Eren'in derdi yok, peki Galatasaray'ın?
Galatasaray yıllar sonra transferde nokta atışlar yaptı. Tolga, Eren ve kiradan dönen Bruma Galatasaray'ın çehresini değiştirdi. Tolga Ciğerci ile başlayalım. Galatasaray 766 kez topla buluştu. En çok topla buluşan oyuncu Tolga Ciğerci (127 kez) oldu. Selçuk ve Sneijder gibi üst düzey iki ismin arasından sıyrılıp bu rolü almak hiç de kolay bir iş değil. Tolga'nın 'hamallığı' üstlenmesi ise en çok Sneijder'e yaramış gibi göründü. Hollandalı yıldız eski günlerine dönüşün başladığının ipuçlarını verdi.
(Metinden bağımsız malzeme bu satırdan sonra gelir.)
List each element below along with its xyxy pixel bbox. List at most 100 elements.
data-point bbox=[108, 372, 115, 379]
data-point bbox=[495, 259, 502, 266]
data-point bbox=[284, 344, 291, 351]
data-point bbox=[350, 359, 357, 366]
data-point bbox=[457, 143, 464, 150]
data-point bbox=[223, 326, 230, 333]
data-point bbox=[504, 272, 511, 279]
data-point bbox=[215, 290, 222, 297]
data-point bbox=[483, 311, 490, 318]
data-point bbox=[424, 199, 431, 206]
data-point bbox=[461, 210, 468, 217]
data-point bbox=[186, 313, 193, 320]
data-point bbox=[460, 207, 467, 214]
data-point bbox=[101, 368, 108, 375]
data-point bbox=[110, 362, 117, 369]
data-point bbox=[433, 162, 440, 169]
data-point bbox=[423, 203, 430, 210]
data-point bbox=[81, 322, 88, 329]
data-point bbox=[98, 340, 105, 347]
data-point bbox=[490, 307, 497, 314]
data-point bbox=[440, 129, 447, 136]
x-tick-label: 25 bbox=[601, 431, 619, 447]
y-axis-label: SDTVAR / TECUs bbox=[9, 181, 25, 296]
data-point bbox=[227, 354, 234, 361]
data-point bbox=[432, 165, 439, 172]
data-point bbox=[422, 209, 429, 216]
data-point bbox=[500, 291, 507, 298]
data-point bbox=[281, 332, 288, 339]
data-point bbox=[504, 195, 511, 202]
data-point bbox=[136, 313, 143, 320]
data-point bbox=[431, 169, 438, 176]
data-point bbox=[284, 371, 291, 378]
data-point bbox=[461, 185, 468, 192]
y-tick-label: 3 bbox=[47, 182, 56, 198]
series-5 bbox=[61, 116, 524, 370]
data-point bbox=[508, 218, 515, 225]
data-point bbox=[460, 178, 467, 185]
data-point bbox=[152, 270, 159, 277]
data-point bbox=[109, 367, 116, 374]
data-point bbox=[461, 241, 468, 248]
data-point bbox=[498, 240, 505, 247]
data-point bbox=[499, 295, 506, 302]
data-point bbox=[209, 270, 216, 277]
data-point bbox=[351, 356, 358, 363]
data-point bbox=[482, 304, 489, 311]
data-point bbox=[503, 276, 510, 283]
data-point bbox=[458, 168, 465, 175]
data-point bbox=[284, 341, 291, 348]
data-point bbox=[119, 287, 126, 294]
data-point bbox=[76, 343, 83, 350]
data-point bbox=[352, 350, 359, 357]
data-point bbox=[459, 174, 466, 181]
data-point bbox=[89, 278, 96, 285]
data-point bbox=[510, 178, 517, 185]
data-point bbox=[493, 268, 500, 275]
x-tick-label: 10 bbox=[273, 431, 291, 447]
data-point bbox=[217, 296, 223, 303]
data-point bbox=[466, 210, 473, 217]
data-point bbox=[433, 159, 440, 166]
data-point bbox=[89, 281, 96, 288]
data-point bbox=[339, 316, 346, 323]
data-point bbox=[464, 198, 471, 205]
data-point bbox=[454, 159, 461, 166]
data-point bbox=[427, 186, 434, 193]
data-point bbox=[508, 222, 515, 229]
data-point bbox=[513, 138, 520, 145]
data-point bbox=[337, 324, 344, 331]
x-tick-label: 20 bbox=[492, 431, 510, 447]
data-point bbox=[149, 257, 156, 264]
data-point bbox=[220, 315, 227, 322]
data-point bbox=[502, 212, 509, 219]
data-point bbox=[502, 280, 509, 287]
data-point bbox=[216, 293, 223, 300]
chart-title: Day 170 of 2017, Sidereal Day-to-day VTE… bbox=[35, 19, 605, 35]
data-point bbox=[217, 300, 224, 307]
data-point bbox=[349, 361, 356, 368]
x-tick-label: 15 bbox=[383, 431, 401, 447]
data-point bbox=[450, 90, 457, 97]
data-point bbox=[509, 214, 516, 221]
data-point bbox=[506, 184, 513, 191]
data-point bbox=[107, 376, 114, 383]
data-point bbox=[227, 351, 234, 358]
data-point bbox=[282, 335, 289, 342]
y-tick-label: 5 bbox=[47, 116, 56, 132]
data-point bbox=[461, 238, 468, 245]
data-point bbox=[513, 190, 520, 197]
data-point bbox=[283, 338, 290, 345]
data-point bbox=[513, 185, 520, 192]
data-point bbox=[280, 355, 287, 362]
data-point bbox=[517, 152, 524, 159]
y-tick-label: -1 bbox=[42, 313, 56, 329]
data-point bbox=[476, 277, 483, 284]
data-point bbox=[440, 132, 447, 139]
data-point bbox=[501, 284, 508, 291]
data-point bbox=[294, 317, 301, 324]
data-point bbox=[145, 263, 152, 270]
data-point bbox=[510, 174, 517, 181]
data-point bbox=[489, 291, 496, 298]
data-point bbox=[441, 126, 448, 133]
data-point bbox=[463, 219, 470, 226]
Eren Derdiyok Galatasaray'ın uzun zamandır hasretini çektiği golcü olacağını gösterdi. Röveşata golü jeneriklikti. Hava hakimiyeti ise inanılmazdı. Galatasaray'ın gizli gol silahı olan ve toplara en iyi yükselen isim olan Chedjou'nun bile üstünden attığı kafa golü onun ne kadar özel bir golcü olduğunu ispatladı. Bu arada Eren'in gelmesine sanırım en çok Sneijder sevindi. Attığı paslar-ortalar artık sahipsiz değil. Bu ikilinin asist-gol ortaklığındaki sayıları şimdiden 3'e çıktı. Eren'in golleri dışındaki topsuz alan performansının da müthiş olduğunu ekleyelim.
Ve Bruma. Bir senelik yurtdışı deneyimi bir futbolcuya bu kadar mı yarar? Erasmus programı gibi yaramış ona. Son dakikalarda Eren'in sürdüğü topa hamle yaparken ofsaytta olduğunu görmemesi dışında sahada ne yaptığını bilen bir Bruma vardı. İki yıl öncesinin o savruk Bruma'sı yerine takımın çok üzerinde hıza sahip bir yıldız adayı izliyoruz. Gol atma adına her yerden vurma sevdasından kurtulduğunda daha da tat verecektir.
Galatasaray'da öne çıkan isimler bunlar. Ama Galatasaray hala lige hazır değil. Temposu oldukça düşük ve bireysel performansa dayalı bir yükselişi var. Derbide işi kolay olmayacaktır. Çünkü Riekerink'in de hamle sıkıntısı var. Hikmet Karaman 3 değişiklik yaparak oyunu dengelemek istedi, planı tutmadı ama Riekerink'in bir planı bile yoktu sanki.
Yasin'in yerine Sinan'ı aldığı 80. dakikaya kadar Galatasaray'ın ikinci yarı boyunca sadece bir şutu vardı. Oyunun kontrolü her an Rizespor'a da geçebilirdi. Selçuk'un kaçırdığı penaltıda tribünlerin Eren seslerine kulak verip kaptanın üzerindeki baskıyı da alabilirdi ama anlaşılan o ki Riekerink anlık kararların adamı değil.
Bir söz de stat yönetimine. 120 gün sonra stada gelen taraftara saygı gösterip bir karış tozla kaplı koltukları temizletselerdi iyi olurdu.